1. P1. Pushing yourself into the bench. Rather than focusing on pressing the bar away from your body once it’s touched your sternum, push yourself down into the bench. This helps to keep your body tightness during the press and also helps to align your body correctly under the weight. Your mind has an easier time controlling your own bodies actions than it does controlling the weight. By allowing your mind to focus on pushing you away from an inanimate object, like a wall, or in this case the weight, your mind will always position your body in a state of maximum leverage. When you focus on the path that the weight is traveling in relation to your body your mind will constantly make corrections or over-corrections that can lead to missed attempts. Keep it simple, and press yourself into the bench to maintain proper bench press form.

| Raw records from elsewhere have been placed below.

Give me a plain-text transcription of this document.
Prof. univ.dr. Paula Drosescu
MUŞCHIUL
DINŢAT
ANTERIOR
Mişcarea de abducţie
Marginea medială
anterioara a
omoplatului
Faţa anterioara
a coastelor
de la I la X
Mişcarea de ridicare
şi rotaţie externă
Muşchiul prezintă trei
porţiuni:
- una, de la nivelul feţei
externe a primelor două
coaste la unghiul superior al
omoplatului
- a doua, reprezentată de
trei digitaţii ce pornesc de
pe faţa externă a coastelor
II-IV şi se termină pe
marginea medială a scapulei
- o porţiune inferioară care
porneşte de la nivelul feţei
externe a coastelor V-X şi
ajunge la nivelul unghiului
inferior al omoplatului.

2. S2. Spreading the Bar. This goes hand in hand with number 1. Once the weight touches your sternum, focus on spreading the bar apart in your hands. This helps to engage the triceps effectively as well as initiating the flaring of the elbows on the ascent. The bar path will be shorter and lockout more forceful when you use this cue. The reverse of this action would be to try and pull the bar together. This is used in bodybuilding as it engages the chest and delts, which is great for building your chest but bad for locking out big benches, so spread the bar.


3. T3. The immovable object. One of the main contributors to missed presses, especially with a bench shirt is lack of tightness. So often a lifter will be very tight in the arms but not the lats. Or be tight in the upper body but leave the lower body lax. If you get loose at any point in the movement you’ll often either collapse and loose your arch, stall out on the press, or dump. The key is to tense your ENTIRE body and hold it in a state of static tension throughout the lift. From your hands all the way down to your feet, once you are in position to take the weight you become an immovable object. When you squeeze your entire body the weight will not only feel much lighter, but you will be able to hold your body position throughout the entire movement without breaking proper bench press form. So think of yourself as though you cannot be bent, broken, or otherwise moved.


4. Pull the bar out of the rack This simple set up cue will solve all of your upper body position problems in one move. After you get arched up, tuck your shoulders beneath you, pinch your upper back, and grab the bar, you’re ready to take the weight. Many lifters then try and press the weight out of the rack, and in doing so completely undo their set up and end up flat backed with shoulders out and forward. If your try to PULL the bar out off the rack with your lats, you’ll remain in the proper position with you’re shoulders tucked in beneath you and your arch intact. Your hand off guy will have to do a bit more work this way to hand the weight out to you, but that’s his job anyway right, so pull the weight out of the rack and save you’re set up.